Even with a 15-million to 20-million-pound freeze loss in the Arbuckle area of Northern California, this year’s crop is expected to be over 900 million pounds. It could be 950 million pounds.

Growers don’t like the early season subjective estimate because if it is large, like this one will most certainly be; almond prices can go in the tank.

The crop’s size is no secret because early season weather was ideal. By mid-April producers already were experiencing limb breakage. Tree breakage is expected to be a major problem this season.

Even with the large crop, nut size is not small as would be the expectation, according to Richard Kindle, vice president of operations and marketing for Gold Hills Nut Co. in Ballico, Calif., an independent packer for about 50 producers.

However, Kindle is not concerned about the size of this year’s almond crop. He told growers at a Gold Hills grower appreciation barbecue recently that California can sell a large crop at "good prices" equal to or better than 2001.

And, prices for last season’s crop were good at Gold Hills, which has paid growers an average of 91 cents per pound for nonpareil and 78 cents per pound for California varieties so far. Premium grower prices were eight cents above those prices. These prices represent 90 percent of the final price, which expected to be announced in June.

He believes growers can sell the big 2002 crop at prices higher than that.

"The current feeling of most packers in California is that we are not in a big hurry to jump off the cliff just because we have the potential of a 900 million pound plus almond crop," Kindle said.

Certainty of supply

Many believe, as the almond crop gets bigger, it creates a more certainty of supply and almond users like that because it gives them more certainty of supply each year.

Kindle believes the 2002 crop average yield from 530,000 bearing acres will be between 1,700 and 1,800 pounds, resulting in a crop he estimates will fall between 917 million and 954 million pounds. If it falls within that range, it would be the largest almond crop in California’s history.

"Most of us in California have realized, I hope, we can sell big crops at good returns," he said.

Kindle points to the industry’s shipping records for his optimism.

Today’s projection calls for the industry to ship 835 million pounds from last year’s total supply of 897 million pounds, which includes a projected 60- to 70-million-pound carry out.

"We have shipped 93 percent of the total supply of almonds, leaving only 7 percent of the supply or 60 million to 70 million pounds of carry out," he said. This carryout out is much below normal and most industry experts say at least 100 million pounds are needed to maintain market flows.

Kindle also pointed to the fact that per capita consumption in the U.S. has increased 57 percent in the past five years, and shipments have increased 54 percent.
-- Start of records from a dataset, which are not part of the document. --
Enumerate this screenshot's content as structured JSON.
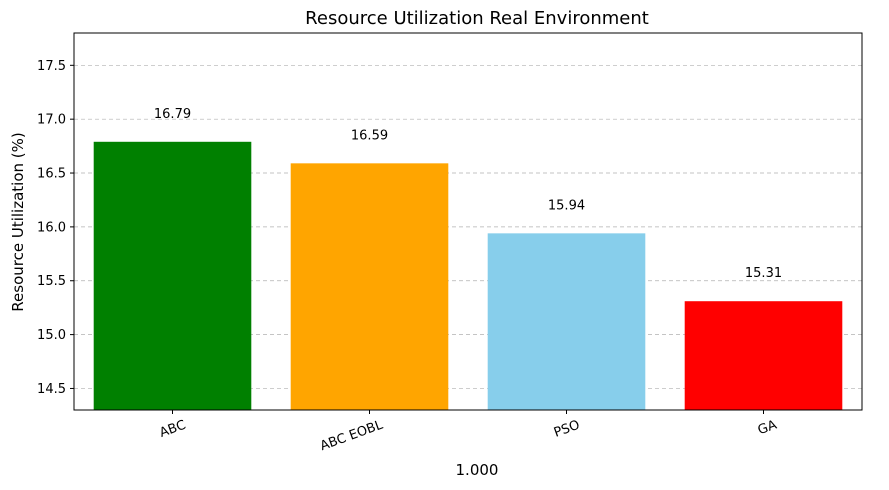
{
  "chart_data": {
    "type": "bar",
    "title": "Resource Utilization Real Environment",
    "xlabel": "1.000",
    "ylabel": "Resource Utilization (%)",
    "categories": [
      "ABC",
      "ABC EOBL",
      "PSO",
      "GA"
    ],
    "values": [
      16.79,
      16.59,
      15.94,
      15.31
    ],
    "value_labels": [
      "16.79",
      "16.59",
      "15.94",
      "15.31"
    ],
    "colors": [
      "#008000",
      "#ffa500",
      "#87ceeb",
      "#ff0000"
    ],
    "ylim": [
      14.3,
      17.8
    ],
    "yticks": [
      14.5,
      15.0,
      15.5,
      16.0,
      16.5,
      17.0,
      17.5
    ],
    "ytick_labels": [
      "14.5",
      "15.0",
      "15.5",
      "16.0",
      "16.5",
      "17.0",
      "17.5"
    ],
    "grid": "y-dashed",
    "xtick_rotation": 20
  }
}
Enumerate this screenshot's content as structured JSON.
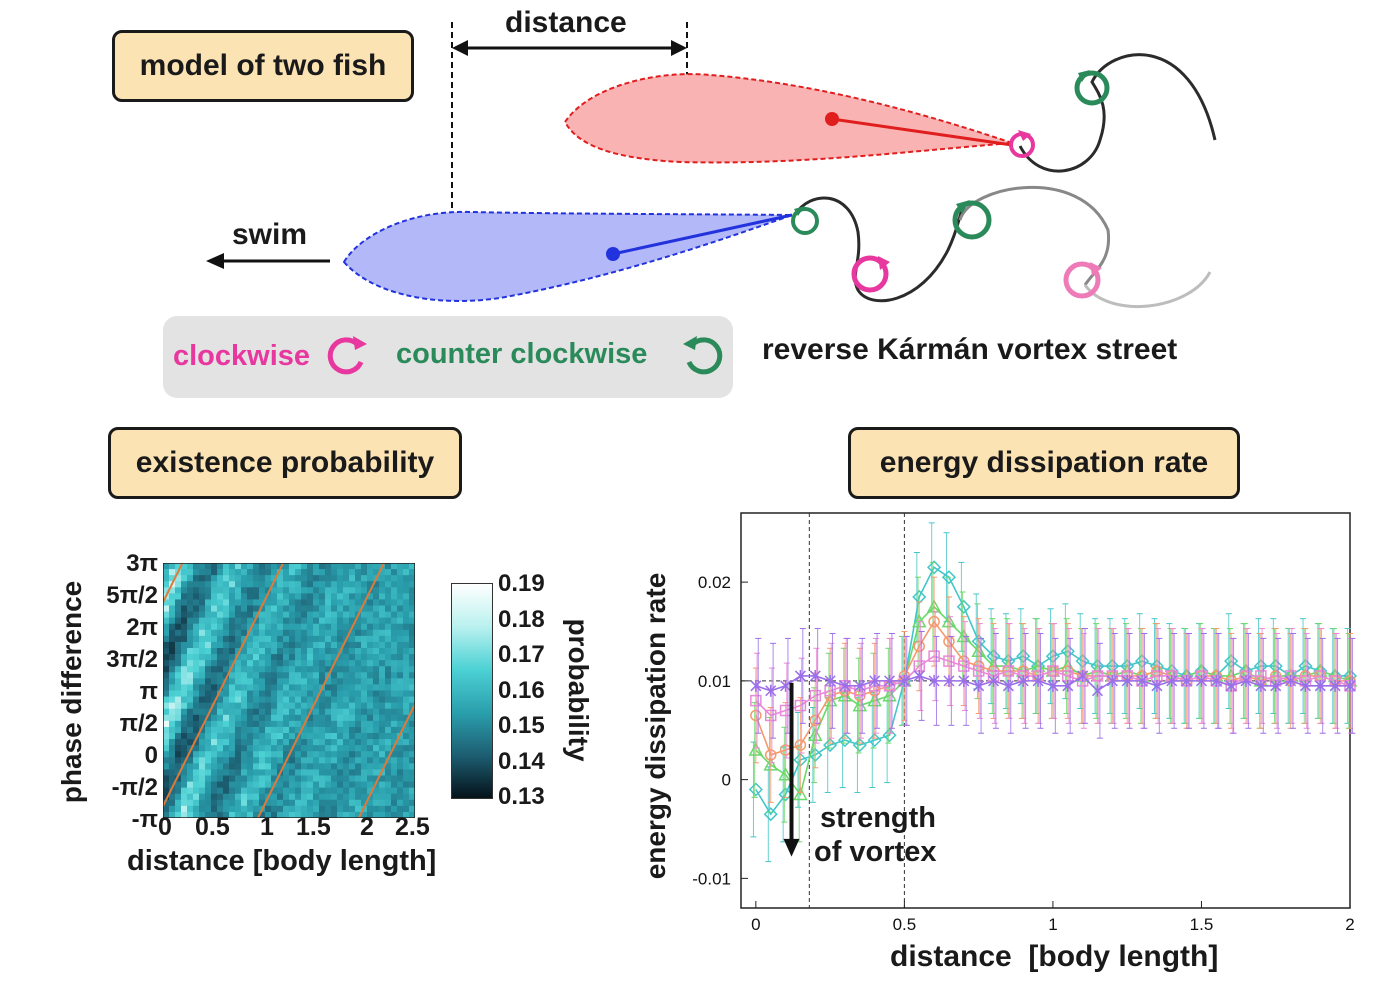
{
  "panels": {
    "model": "model of two fish",
    "existence": "existence probability",
    "energy": "energy dissipation rate"
  },
  "diagram": {
    "distance_label": "distance",
    "swim_label": "swim",
    "street_label": "reverse Kármán vortex street",
    "legend": {
      "clockwise": "clockwise",
      "counter_clockwise": "counter clockwise",
      "clockwise_color": "#e8379e",
      "counter_color": "#2a8a5a"
    },
    "colors": {
      "fish_top_fill": "#f9b3b3",
      "fish_top_edge": "#e01e1e",
      "fish_bottom_fill": "#b3b8f9",
      "fish_bottom_edge": "#2233dd"
    }
  },
  "heatmap": {
    "ylabel": "phase difference",
    "xlabel": "distance [body length]",
    "y_ticks": [
      "3π",
      "5π/2",
      "2π",
      "3π/2",
      "π",
      "π/2",
      "0",
      "-π/2",
      "-π"
    ],
    "x_ticks": [
      "0",
      "0.5",
      "1",
      "1.5",
      "2",
      "2.5"
    ],
    "colorbar_label": "probability",
    "colorbar_ticks": [
      "0.19",
      "0.18",
      "0.17",
      "0.16",
      "0.15",
      "0.14",
      "0.13"
    ]
  },
  "chart_data": {
    "type": "line",
    "ylabel": "energy dissipation rate",
    "xlabel": "distance  [body length]",
    "x_ticks": [
      "0",
      "0.5",
      "1",
      "1.5",
      "2"
    ],
    "y_ticks": [
      "0.02",
      "0.01",
      "0",
      "-0.01"
    ],
    "xlim": [
      -0.05,
      2.0
    ],
    "ylim": [
      -0.013,
      0.027
    ],
    "reference_lines": {
      "x": [
        0.18,
        0.5
      ],
      "y": 0.01
    },
    "annotation": [
      "strength",
      "of vortex"
    ],
    "x": [
      0,
      0.05,
      0.1,
      0.15,
      0.2,
      0.25,
      0.3,
      0.35,
      0.4,
      0.45,
      0.5,
      0.55,
      0.6,
      0.65,
      0.7,
      0.75,
      0.8,
      0.85,
      0.9,
      0.95,
      1.0,
      1.05,
      1.1,
      1.15,
      1.2,
      1.25,
      1.3,
      1.35,
      1.4,
      1.45,
      1.5,
      1.55,
      1.6,
      1.65,
      1.7,
      1.75,
      1.8,
      1.85,
      1.9,
      1.95,
      2.0
    ],
    "series": [
      {
        "color": "#43c6c9",
        "marker": "diamond",
        "values": [
          -0.001,
          -0.0035,
          -0.0015,
          0.002,
          0.0025,
          0.0035,
          0.004,
          0.0035,
          0.004,
          0.0045,
          0.01,
          0.0185,
          0.0215,
          0.0205,
          0.0175,
          0.014,
          0.0125,
          0.012,
          0.0125,
          0.0115,
          0.0125,
          0.013,
          0.012,
          0.0115,
          0.0115,
          0.0115,
          0.012,
          0.0115,
          0.011,
          0.0105,
          0.011,
          0.0105,
          0.012,
          0.011,
          0.0115,
          0.0115,
          0.0105,
          0.0115,
          0.011,
          0.0105,
          0.0105
        ]
      },
      {
        "color": "#6ad96a",
        "marker": "triangle",
        "values": [
          0.003,
          0.0015,
          0.0005,
          -0.0015,
          0.0045,
          0.008,
          0.0085,
          0.0075,
          0.008,
          0.0085,
          0.01,
          0.016,
          0.0175,
          0.016,
          0.0145,
          0.013,
          0.0115,
          0.0115,
          0.011,
          0.0115,
          0.011,
          0.0115,
          0.0105,
          0.011,
          0.0105,
          0.011,
          0.0105,
          0.011,
          0.0105,
          0.0105,
          0.011,
          0.0105,
          0.0105,
          0.011,
          0.01,
          0.0105,
          0.0105,
          0.0105,
          0.011,
          0.0105,
          0.01
        ]
      },
      {
        "color": "#f59a6e",
        "marker": "circle",
        "values": [
          0.0065,
          0.0025,
          0.003,
          0.0035,
          0.006,
          0.0085,
          0.009,
          0.0085,
          0.009,
          0.0095,
          0.0105,
          0.0135,
          0.016,
          0.014,
          0.012,
          0.0115,
          0.011,
          0.011,
          0.011,
          0.0105,
          0.011,
          0.011,
          0.0105,
          0.0105,
          0.0105,
          0.0105,
          0.0105,
          0.011,
          0.0105,
          0.01,
          0.0105,
          0.0105,
          0.01,
          0.0105,
          0.01,
          0.0105,
          0.01,
          0.0105,
          0.0105,
          0.01,
          0.01
        ]
      },
      {
        "color": "#e98ad8",
        "marker": "square",
        "values": [
          0.008,
          0.0065,
          0.007,
          0.0075,
          0.0085,
          0.009,
          0.0095,
          0.009,
          0.0095,
          0.0095,
          0.01,
          0.0115,
          0.0125,
          0.012,
          0.0115,
          0.011,
          0.0105,
          0.011,
          0.0105,
          0.0105,
          0.011,
          0.0105,
          0.01,
          0.0105,
          0.0105,
          0.0105,
          0.01,
          0.0105,
          0.0105,
          0.01,
          0.0105,
          0.01,
          0.0095,
          0.0105,
          0.0105,
          0.01,
          0.0105,
          0.01,
          0.0105,
          0.01,
          0.0095
        ]
      },
      {
        "color": "#9b6fe8",
        "marker": "x",
        "values": [
          0.0095,
          0.009,
          0.0095,
          0.0105,
          0.0105,
          0.01,
          0.0095,
          0.0095,
          0.01,
          0.01,
          0.01,
          0.0105,
          0.01,
          0.01,
          0.01,
          0.0095,
          0.01,
          0.0095,
          0.01,
          0.01,
          0.0095,
          0.0095,
          0.0105,
          0.009,
          0.01,
          0.01,
          0.01,
          0.0095,
          0.01,
          0.01,
          0.01,
          0.01,
          0.0095,
          0.01,
          0.0095,
          0.0095,
          0.01,
          0.0095,
          0.0095,
          0.0095,
          0.0095
        ]
      }
    ]
  }
}
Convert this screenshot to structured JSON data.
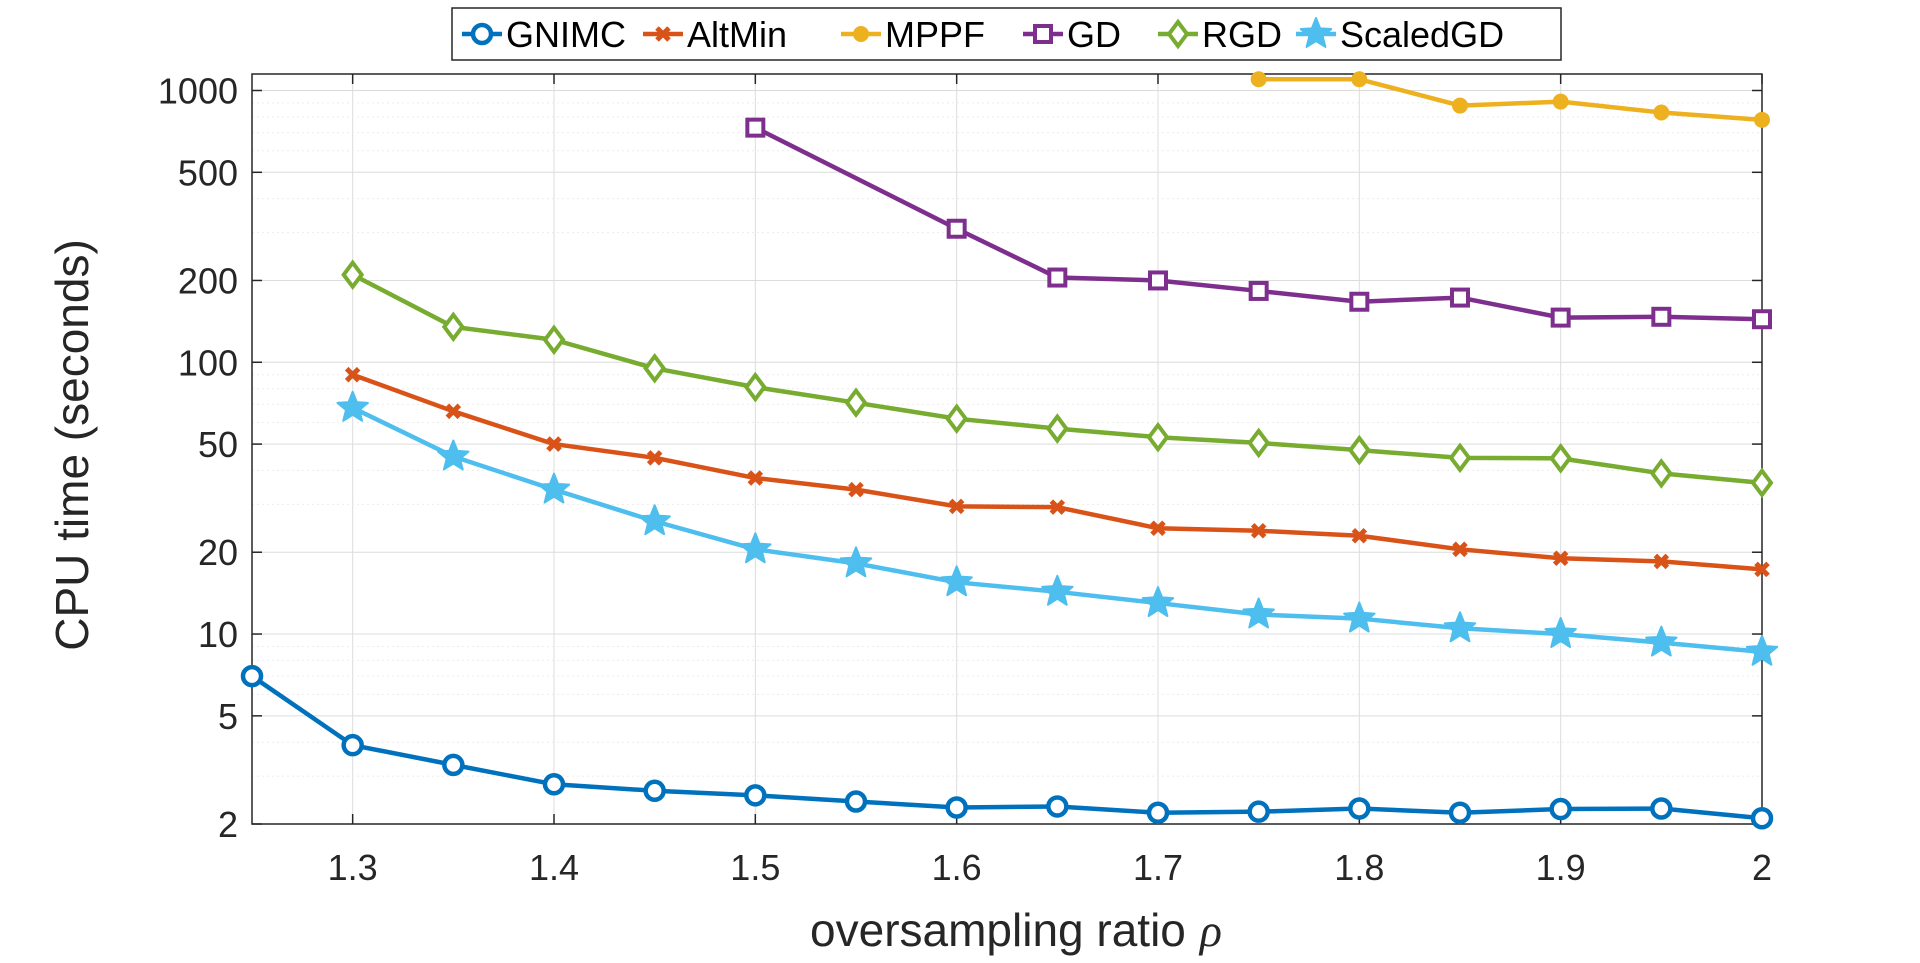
{
  "chart_data": {
    "type": "line",
    "title": "",
    "xlabel": "oversampling ratio",
    "xlabel_symbol": "ρ",
    "ylabel": "CPU time (seconds)",
    "yscale": "log",
    "xlim": [
      1.25,
      2.0
    ],
    "ylim": [
      2,
      1150
    ],
    "x_ticks": [
      1.3,
      1.4,
      1.5,
      1.6,
      1.7,
      1.8,
      1.9,
      2.0
    ],
    "x_tick_labels": [
      "1.3",
      "1.4",
      "1.5",
      "1.6",
      "1.7",
      "1.8",
      "1.9",
      "2"
    ],
    "y_ticks": [
      2,
      5,
      10,
      20,
      50,
      100,
      200,
      500,
      1000
    ],
    "y_tick_labels": [
      "2",
      "5",
      "10",
      "20",
      "50",
      "100",
      "200",
      "500",
      "1000"
    ],
    "grid": true,
    "legend_position": "top",
    "series": [
      {
        "name": "GNIMC",
        "color": "#0072BD",
        "marker": "circle",
        "x": [
          1.25,
          1.3,
          1.35,
          1.4,
          1.45,
          1.5,
          1.55,
          1.6,
          1.65,
          1.7,
          1.75,
          1.8,
          1.85,
          1.9,
          1.95,
          2.0
        ],
        "values": [
          7.0,
          3.9,
          3.3,
          2.8,
          2.65,
          2.55,
          2.42,
          2.3,
          2.32,
          2.2,
          2.22,
          2.28,
          2.2,
          2.27,
          2.28,
          2.1
        ]
      },
      {
        "name": "AltMin",
        "color": "#D95319",
        "marker": "x",
        "x": [
          1.3,
          1.35,
          1.4,
          1.45,
          1.5,
          1.55,
          1.6,
          1.65,
          1.7,
          1.75,
          1.8,
          1.85,
          1.9,
          1.95,
          2.0
        ],
        "values": [
          90,
          66,
          50,
          44.5,
          37.5,
          34,
          29.5,
          29.3,
          24.5,
          24,
          23,
          20.5,
          19,
          18.5,
          17.3
        ]
      },
      {
        "name": "MPPF",
        "color": "#EDB120",
        "marker": "dot",
        "x": [
          1.75,
          1.8,
          1.85,
          1.9,
          1.95,
          2.0
        ],
        "values": [
          1100,
          1100,
          880,
          910,
          830,
          780
        ]
      },
      {
        "name": "GD",
        "color": "#7E2F8E",
        "marker": "square",
        "x": [
          1.5,
          1.6,
          1.65,
          1.7,
          1.75,
          1.8,
          1.85,
          1.9,
          1.95,
          2.0
        ],
        "values": [
          730,
          310,
          205,
          200,
          183,
          167,
          173,
          146,
          147,
          144
        ]
      },
      {
        "name": "RGD",
        "color": "#77AC30",
        "marker": "diamond",
        "x": [
          1.3,
          1.35,
          1.4,
          1.45,
          1.5,
          1.55,
          1.6,
          1.65,
          1.7,
          1.75,
          1.8,
          1.85,
          1.9,
          1.95,
          2.0
        ],
        "values": [
          210,
          135,
          121,
          95,
          81,
          71,
          62,
          57,
          53,
          50.5,
          47.5,
          44.5,
          44.3,
          39,
          36
        ]
      },
      {
        "name": "ScaledGD",
        "color": "#4DBEEE",
        "marker": "star",
        "x": [
          1.3,
          1.35,
          1.4,
          1.45,
          1.5,
          1.55,
          1.6,
          1.65,
          1.7,
          1.75,
          1.8,
          1.85,
          1.9,
          1.95,
          2.0
        ],
        "values": [
          68,
          45,
          34,
          26,
          20.5,
          18.2,
          15.5,
          14.3,
          13,
          11.8,
          11.4,
          10.5,
          10,
          9.3,
          8.6
        ]
      }
    ]
  }
}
Kindle does not believe producers and handlers must heavily discount almonds to sell a big crop. He doesn’t believe lowering the prices increases consumption.

"If California sellers hold the course, buyers will slowly realize that prices are firm and fair, and they will pay the higher prices, as long as they are confident everyone is paying these (same) prices," he said.

Kindle told producers that a crop of 912 million pounds and a carry-in of 60 million would create a total supply of 972 million pounds.

"If we have no increase in shipments above the 2001 crop, our carryout next year would be 127 million pounds or about 13 percent of the total supply," he said.

Shipments to grow

However, he expects shipments will continue to grow at their recent historical rate of 4 percent annually, and that would reduce the carryover in his scenario to a desirable 10 percent of supply.

Kindle said, like many packers, Gold Hills realizes a small crop typically follows a large one and that generally brings higher grower prices.

"We at Gold Hills are going to be mindful of this scenario and will be conservative in selling your almonds, knowing that we have the potential for large gains in prices after March 2003 for those willing to stay the course," he said.

He said other "major handlers" are looking at a similar marketing strategy and therefore he does not believe a mandated reserve is necessary.

The Almond Board reserve committee meets Friday, after the subjective estimate is release, to discuss setting up a reserve.

"Most handlers will impose their own reserve" knowing that a small 2003 crop is likely and that should bring higher prices.